Two persons were killed last night and two others injured in a fire that broke out in a Northeast Washington row house described by a fire official as uninhabitable as a result of a previous blaze there earlier this month.
None of those killed or injured in the fire, which was reported shortly before 9 p.m. at 1365 G St. NE, could be identified immediately.
Last night's fatal fire came only five days after two persons were killed and 10 injured in a blaze in an abandoned row house on Eighth Street NW.
That fire was blamed on the misuse of a kerosene heater. Fire officials speculated that last night's fire may have been caused by the use of a propane heater in the G Street house.
After the earlier fire at the G Street house, both electricity and natural gas service reportedly were cut off. The second floor of the house was said to have been boarded up.
"There shouldn't have been anybody in there," Battalion Fire Chief Louis Carpenter said last night of the two-story brick row house on G Street.

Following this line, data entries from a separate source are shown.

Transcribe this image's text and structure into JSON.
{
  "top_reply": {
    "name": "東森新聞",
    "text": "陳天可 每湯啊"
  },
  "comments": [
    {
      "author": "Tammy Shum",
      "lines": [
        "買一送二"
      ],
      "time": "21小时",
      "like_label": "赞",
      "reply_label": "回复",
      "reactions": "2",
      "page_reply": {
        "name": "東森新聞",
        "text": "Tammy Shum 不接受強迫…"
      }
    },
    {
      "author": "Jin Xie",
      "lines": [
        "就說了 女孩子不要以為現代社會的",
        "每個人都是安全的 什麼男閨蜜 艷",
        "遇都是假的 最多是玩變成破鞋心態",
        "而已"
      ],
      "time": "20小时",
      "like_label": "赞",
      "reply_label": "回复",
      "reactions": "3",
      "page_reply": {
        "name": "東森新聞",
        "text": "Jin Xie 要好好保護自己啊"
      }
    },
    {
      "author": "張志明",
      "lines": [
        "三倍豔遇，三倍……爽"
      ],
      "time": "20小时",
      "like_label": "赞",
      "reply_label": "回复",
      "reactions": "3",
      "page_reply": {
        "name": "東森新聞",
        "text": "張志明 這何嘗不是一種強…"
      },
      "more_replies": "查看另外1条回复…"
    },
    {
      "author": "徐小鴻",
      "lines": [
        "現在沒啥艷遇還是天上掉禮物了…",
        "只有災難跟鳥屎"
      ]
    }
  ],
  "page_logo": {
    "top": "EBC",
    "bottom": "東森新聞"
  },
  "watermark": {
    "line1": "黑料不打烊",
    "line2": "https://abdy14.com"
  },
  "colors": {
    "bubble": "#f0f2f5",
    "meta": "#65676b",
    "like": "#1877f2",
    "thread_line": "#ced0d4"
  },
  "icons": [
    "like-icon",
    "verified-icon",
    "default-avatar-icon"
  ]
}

"It was uninhabitable," he said.
However, neighbors said they knew of several persons who stayed in the house despite the lack of utilities.
After entering the house last night firefighters said they found on the first floor a propane gas tank of the kind often used to supply fuel for cooking in recreational vehicles.
Firefighters arriving at the G Street NE address last night encountered flames on both the first and second floors, officials said.
The two injured persons were reportedly helped by neighbors to flee from the burning house.
The two persons who were killed--a man and a woman--were found in a front bedroom on the second floor, firefighters said.
They said the intensity of the flames prevented firemen from reaching the bedroom for five minutes after their arrival.
One neighbor who said he smelled smoke and saw the flames said he had tried to enter the house.
"I went in the front door," said Reuben Ward, "but the flames were just too hot, and there was no way possible to go further."
Officials said they could not determine immediately how much of the damage to the house was caused by last night's fire and how much resulted from the previous blaze.